The Kolmogorov-Arnold Network (KAN) is a new network architecture known for its high accuracy in several tasks such as function fitting and PDE solving. The superior expressive capability of KAN arises from the Kolmogorov-Arnold representation theorem and learnable spline functions. However, the computation of spline functions involves multiple iterations, which renders KAN significantly slower than MLP, thereby increasing the cost associated with model training and deployment. The authors of KAN have also noted that ``the biggest bottleneck of KANs lies in its slow training. KANs are usually 10x slower than MLPs, given the same number of parameters.'' To address this issue, we propose a novel MLP-type neural network PowerMLP that employs simpler non-iterative spline function representation, offering approximately the same training time as MLP while theoretically demonstrating stronger expressive power than KAN. Furthermore, we compare the FLOPs of KAN and PowerMLP, quantifying the faster computation speed of PowerMLP. Our comprehensive experiments demonstrate that PowerMLP generally achieves higher accuracy and a training speed about 40 times faster than KAN in various tasks.

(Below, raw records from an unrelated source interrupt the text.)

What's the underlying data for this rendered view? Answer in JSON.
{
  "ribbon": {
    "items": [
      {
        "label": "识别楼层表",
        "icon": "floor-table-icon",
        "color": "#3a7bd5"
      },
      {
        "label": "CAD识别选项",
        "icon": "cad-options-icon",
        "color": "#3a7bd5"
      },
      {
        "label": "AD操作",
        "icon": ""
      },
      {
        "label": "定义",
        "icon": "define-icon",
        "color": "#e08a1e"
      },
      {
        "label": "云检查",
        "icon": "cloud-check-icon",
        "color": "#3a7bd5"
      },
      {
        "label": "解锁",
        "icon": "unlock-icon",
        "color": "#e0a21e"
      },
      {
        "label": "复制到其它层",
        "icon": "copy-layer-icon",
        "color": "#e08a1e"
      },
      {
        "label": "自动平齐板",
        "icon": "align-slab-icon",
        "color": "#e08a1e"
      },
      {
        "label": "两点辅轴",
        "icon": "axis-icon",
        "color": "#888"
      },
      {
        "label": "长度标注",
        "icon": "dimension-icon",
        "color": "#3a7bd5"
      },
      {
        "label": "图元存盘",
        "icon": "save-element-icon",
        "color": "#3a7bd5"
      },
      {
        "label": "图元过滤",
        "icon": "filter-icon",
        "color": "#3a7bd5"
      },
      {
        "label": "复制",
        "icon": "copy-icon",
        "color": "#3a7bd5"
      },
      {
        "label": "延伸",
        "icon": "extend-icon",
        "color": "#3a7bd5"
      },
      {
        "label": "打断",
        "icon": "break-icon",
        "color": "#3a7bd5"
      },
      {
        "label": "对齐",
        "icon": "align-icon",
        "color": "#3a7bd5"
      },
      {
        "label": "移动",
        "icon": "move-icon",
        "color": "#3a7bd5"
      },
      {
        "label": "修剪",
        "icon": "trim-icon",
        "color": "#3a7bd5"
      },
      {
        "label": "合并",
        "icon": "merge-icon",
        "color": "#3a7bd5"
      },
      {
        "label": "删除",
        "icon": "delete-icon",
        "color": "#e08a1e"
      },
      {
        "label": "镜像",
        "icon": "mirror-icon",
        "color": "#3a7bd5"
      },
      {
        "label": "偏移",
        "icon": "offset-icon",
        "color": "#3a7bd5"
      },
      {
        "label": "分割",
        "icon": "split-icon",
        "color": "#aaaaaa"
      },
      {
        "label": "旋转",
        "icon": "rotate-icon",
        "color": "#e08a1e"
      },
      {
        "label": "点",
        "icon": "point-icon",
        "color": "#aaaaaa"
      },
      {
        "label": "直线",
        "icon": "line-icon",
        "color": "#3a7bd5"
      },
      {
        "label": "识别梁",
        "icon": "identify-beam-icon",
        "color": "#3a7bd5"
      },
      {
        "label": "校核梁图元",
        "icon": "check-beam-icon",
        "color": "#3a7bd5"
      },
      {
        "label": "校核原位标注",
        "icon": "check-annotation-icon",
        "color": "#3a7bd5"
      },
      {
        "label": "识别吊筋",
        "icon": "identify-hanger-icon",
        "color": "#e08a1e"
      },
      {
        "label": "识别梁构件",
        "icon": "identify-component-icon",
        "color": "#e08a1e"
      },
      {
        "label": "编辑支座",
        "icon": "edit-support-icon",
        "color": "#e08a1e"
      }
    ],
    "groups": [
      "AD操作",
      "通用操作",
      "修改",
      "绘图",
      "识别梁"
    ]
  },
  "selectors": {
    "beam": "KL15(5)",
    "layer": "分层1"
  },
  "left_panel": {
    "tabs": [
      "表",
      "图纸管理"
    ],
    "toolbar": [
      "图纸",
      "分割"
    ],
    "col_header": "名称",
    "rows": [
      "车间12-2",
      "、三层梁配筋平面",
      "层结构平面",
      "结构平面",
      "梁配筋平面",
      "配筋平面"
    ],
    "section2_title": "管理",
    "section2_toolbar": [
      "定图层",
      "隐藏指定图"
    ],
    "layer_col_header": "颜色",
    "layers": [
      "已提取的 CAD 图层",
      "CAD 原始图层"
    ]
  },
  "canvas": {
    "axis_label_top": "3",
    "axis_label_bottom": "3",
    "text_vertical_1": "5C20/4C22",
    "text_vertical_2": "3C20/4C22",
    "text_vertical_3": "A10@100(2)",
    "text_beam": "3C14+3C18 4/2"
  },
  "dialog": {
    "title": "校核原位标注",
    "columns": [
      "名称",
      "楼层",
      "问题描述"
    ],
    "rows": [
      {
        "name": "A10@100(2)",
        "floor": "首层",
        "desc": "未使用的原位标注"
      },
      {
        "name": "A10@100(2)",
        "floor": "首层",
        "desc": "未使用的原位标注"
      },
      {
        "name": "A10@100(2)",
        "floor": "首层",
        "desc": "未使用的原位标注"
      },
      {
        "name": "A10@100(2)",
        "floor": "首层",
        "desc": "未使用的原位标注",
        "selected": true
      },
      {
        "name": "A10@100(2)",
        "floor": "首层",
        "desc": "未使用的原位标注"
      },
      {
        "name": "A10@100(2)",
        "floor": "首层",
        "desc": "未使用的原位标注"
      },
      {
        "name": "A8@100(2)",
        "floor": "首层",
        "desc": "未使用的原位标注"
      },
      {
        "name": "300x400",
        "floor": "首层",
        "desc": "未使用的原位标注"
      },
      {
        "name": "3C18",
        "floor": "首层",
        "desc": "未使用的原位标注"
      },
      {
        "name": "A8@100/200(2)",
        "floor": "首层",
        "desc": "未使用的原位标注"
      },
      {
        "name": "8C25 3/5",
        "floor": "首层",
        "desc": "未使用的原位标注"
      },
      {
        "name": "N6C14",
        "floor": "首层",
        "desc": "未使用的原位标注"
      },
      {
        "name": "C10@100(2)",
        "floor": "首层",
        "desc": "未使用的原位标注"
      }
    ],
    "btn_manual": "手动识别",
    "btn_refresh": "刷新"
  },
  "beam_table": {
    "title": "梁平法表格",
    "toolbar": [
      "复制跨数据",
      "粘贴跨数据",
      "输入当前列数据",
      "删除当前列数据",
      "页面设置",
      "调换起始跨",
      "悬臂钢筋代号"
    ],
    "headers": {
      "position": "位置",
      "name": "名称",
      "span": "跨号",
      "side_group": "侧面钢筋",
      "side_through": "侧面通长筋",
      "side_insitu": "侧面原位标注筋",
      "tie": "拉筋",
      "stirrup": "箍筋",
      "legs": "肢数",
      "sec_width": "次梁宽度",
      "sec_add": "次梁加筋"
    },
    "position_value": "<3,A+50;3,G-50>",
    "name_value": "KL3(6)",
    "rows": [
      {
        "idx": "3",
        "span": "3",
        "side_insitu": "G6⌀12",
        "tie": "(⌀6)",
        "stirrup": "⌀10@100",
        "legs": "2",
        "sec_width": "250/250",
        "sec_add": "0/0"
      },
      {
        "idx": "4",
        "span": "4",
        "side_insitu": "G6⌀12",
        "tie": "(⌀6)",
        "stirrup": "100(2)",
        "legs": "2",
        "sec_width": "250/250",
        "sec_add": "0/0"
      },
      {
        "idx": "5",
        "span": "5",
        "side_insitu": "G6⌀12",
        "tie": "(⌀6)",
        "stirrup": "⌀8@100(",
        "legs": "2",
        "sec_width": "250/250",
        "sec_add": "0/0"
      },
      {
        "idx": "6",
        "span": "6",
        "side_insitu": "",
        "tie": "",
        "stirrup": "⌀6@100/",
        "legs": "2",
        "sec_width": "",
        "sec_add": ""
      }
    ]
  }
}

翻译：Kolmogorov-Arnold网络（KAN）是一种新型网络架构，以其在函数拟合和偏微分方程求解等多项任务中的高精度而闻名。KAN卓越的表达能力源于Kolmogorov-Arnold表示定理和可学习的样条函数。然而，样条函数的计算涉及多次迭代，这使得KAN明显慢于多层感知机（MLP），从而增加了模型训练和部署的成本。KAN的作者也指出：“KAN的最大瓶颈在于其训练速度缓慢。在参数量相同的情况下，KAN通常比MLP慢10倍。”为解决这一问题，我们提出了一种新型MLP类神经网络PowerMLP，它采用更简单的非迭代样条函数表示，在理论上展现出比KAN更强的表达能力，同时训练时间与MLP大致相当。此外，我们比较了KAN与PowerMLP的浮点运算次数（FLOPs），量化了PowerMLP更快的计算速度。我们的综合实验表明，在各种任务中，PowerMLP通常能达到更高的精度，且训练速度比KAN快约40倍。